Similar to your photographic lenses, the 3 main enemies of your camera are:
Dirt is everywhere! Its in the air, its under our feet, and all too often its on (and in) our cameras. While dirt on the outside of your camera is not a problem (excepting the lens of course), its the potential the dirt has for getting into your camera that is the problem. Dirt in a camera can effect moving parts, damage mirrors, clog electronic contact points, get on film, and stick to digital sensors.
The best course of action for dealing with dirt in your camera is to avoid it. The vast majority of shooting situations will not cause a dirt problem for your camera. However, some situations are recipes for problems. Beaches, deserts, horse races, motocross, swamps, and other areas are prone to more dust and dirt than everyday usage. In order to protect your camera it is best to use a rain hood for your camera. Rain hoods are vinyl/nylon pouches made for specific cameras that allow you to still reach camera controls while protecting the camera from environmental conditions. You can purchase these at your favorite camera shop or make your own using a large zip bag. To make your own cut a hole for your camera lens in one side of the bag and use the zip end to put your hands through to the controls. You will have to carefully secure the bag to the camera lens using tape or a rubber band. Be sure to use a large enough bag to allow for lens movement if you are using an SLR type camera.
Another time that dirt gets into a camera is during lens changes and film loading. If you are not careful when changing lenses or loading film a lot of airborne dust/dirt can enter the camera body. To minimize dust during lens changes turn the camera facing down and press the lens up into the camera. This prevents dust from falling into the camera body. When changing film, keep the camera horizontal instead of tilting it forward.
Nothing will send a photographer's heart into her stomach like seeing a camera doing a triple salchow across a paved parking lot (trust me, I've done it). With the exception of some older fully manual SLRs made of metal, there are very few cameras that can survive a fall onto a hard surface from a height of even a few feet. Outside of fully encasing your camera in shock resistant materials, all you can hope to do is avoid camera shock. There are some very common causes of camera shock.
- Broken Camera Strap
- Camera Bag Left Open
- Non-Use of Camera Strap
- Placing the Camera on Unstable Support
Water doesn't react well with film or digital sensors. Nor does it react well to batteries or any electronic parts. If your camera is not made for underwater use or encased in a waterproof housing, keep it out of water. Use a rain hood during bad weather (even heavy fog can cause problems for some cameras).
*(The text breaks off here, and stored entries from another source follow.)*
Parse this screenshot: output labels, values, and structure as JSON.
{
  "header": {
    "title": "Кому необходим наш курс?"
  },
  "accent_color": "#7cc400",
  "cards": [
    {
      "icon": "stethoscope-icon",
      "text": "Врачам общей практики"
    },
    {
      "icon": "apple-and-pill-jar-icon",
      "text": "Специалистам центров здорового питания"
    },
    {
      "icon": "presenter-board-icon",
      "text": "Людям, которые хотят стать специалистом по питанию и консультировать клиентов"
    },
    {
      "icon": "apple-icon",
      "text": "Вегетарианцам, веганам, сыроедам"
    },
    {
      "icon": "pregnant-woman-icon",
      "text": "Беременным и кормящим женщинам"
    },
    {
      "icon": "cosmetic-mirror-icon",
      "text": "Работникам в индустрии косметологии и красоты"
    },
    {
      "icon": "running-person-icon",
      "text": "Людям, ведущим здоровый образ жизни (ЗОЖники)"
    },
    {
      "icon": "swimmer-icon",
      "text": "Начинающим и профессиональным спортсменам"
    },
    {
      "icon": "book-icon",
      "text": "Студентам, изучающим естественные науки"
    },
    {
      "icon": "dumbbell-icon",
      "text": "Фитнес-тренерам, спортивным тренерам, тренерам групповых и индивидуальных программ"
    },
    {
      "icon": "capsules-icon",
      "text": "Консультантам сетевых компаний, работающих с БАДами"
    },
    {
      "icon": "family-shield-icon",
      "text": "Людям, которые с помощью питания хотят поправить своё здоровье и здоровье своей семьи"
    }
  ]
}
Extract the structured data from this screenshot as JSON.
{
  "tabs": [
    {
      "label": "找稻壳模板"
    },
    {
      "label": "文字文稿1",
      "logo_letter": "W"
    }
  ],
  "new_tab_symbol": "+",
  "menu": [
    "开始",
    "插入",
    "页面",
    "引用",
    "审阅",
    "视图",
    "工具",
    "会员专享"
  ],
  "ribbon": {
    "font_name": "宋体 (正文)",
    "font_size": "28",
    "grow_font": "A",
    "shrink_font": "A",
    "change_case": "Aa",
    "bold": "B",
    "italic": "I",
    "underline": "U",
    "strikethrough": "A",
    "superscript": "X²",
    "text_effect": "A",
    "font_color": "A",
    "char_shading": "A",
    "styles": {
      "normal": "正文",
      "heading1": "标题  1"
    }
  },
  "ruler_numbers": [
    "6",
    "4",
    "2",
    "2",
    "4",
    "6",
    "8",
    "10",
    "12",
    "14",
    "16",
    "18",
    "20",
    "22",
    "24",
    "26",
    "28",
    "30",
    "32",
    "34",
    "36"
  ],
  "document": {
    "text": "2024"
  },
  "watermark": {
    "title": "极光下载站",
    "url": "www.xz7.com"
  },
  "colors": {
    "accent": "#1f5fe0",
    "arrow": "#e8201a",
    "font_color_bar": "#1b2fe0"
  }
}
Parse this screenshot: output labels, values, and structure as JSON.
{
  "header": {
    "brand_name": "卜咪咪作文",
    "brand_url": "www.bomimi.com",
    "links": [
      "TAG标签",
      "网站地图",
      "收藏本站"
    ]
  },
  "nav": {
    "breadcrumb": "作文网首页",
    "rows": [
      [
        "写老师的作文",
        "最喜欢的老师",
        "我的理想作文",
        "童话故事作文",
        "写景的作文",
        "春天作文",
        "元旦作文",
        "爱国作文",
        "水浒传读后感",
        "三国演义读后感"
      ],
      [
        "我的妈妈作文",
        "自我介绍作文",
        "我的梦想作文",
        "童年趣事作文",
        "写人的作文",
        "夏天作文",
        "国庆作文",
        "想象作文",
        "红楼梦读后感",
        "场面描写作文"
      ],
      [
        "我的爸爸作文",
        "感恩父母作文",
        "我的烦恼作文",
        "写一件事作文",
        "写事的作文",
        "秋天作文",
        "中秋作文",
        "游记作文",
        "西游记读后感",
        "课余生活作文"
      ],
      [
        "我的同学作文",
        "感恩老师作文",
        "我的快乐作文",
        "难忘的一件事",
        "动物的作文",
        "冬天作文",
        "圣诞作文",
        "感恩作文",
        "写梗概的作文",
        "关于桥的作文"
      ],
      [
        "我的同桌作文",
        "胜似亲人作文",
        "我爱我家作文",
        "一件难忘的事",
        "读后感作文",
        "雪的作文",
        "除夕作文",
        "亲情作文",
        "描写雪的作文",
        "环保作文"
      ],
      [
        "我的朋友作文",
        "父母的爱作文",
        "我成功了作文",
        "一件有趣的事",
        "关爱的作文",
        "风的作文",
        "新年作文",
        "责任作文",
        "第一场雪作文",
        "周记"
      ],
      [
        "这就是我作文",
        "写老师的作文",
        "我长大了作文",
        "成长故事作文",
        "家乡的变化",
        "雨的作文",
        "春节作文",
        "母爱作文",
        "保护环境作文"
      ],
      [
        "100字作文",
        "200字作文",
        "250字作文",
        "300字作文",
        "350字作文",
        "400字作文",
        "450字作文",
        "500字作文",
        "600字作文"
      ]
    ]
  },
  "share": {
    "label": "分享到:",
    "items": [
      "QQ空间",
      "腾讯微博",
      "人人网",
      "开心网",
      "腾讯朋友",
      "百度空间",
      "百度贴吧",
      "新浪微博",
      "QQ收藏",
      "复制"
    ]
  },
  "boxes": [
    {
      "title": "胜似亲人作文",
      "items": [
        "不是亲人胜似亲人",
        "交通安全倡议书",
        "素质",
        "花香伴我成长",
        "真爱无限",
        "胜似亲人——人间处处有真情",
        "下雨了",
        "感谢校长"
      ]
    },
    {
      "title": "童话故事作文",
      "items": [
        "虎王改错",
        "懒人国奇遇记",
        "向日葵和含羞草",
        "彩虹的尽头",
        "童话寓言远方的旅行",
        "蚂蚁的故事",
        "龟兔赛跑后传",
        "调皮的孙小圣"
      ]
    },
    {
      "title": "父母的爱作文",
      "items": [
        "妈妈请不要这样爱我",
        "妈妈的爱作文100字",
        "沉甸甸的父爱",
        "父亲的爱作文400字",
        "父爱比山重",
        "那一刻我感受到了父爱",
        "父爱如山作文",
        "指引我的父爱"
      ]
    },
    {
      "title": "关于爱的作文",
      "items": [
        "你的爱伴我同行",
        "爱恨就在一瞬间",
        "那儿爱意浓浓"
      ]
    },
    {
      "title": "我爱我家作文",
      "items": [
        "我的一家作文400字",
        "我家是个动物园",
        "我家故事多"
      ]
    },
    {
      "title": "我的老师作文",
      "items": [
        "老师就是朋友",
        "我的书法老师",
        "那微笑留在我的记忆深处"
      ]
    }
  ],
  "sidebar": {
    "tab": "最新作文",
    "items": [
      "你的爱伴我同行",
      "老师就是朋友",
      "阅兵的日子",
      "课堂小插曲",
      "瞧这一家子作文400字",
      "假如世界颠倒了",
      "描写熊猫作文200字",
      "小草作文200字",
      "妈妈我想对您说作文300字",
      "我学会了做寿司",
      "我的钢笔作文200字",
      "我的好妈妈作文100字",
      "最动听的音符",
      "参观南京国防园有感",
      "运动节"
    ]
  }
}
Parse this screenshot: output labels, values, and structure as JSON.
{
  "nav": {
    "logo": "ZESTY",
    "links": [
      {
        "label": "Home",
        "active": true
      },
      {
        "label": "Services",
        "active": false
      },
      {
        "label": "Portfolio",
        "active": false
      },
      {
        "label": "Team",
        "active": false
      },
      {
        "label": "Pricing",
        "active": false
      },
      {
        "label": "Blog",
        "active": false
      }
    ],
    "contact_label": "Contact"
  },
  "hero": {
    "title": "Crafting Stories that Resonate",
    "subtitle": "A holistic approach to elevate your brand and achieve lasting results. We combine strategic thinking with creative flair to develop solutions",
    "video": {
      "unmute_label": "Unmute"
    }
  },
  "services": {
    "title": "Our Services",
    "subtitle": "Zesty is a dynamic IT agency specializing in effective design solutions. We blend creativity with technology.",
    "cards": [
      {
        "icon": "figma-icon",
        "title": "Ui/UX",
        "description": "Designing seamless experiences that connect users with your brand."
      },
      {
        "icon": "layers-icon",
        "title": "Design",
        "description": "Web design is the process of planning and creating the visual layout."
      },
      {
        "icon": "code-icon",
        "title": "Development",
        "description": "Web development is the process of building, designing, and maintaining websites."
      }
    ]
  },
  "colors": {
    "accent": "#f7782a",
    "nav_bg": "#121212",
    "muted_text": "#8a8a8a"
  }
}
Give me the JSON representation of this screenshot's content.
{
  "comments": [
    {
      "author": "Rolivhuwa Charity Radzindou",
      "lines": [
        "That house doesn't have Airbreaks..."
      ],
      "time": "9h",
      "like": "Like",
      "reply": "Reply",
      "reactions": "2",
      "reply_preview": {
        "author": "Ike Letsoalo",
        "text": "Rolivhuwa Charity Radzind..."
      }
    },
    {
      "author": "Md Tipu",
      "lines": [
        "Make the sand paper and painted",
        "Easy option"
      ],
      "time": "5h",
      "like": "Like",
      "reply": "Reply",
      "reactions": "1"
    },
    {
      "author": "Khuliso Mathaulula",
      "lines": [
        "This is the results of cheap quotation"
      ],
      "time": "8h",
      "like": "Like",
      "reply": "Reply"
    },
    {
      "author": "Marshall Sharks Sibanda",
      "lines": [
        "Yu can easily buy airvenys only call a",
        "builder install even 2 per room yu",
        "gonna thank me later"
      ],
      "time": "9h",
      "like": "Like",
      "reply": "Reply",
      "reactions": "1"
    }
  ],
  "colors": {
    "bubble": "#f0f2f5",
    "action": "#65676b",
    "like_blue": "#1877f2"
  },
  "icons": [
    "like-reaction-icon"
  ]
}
If conditions would cause eyeglasses to fog when moving from indoors to outdoors or vice-versa, there is a good chance your camera could suffer internal condensation. Use a camera bag to insulate your camera and allow it to change temperatures gradually. If your camera does get wet (more than a few raindrops) there are only a few things you can do.
- Open the camera (if possible) and turn it so that the water can drain freely.
- Wrap the lens in a very absorbent towel once all water has drained that will drain. Do NOT blot the camera's internal workings.
- Take the camera to the nearest professional repair shop immediately.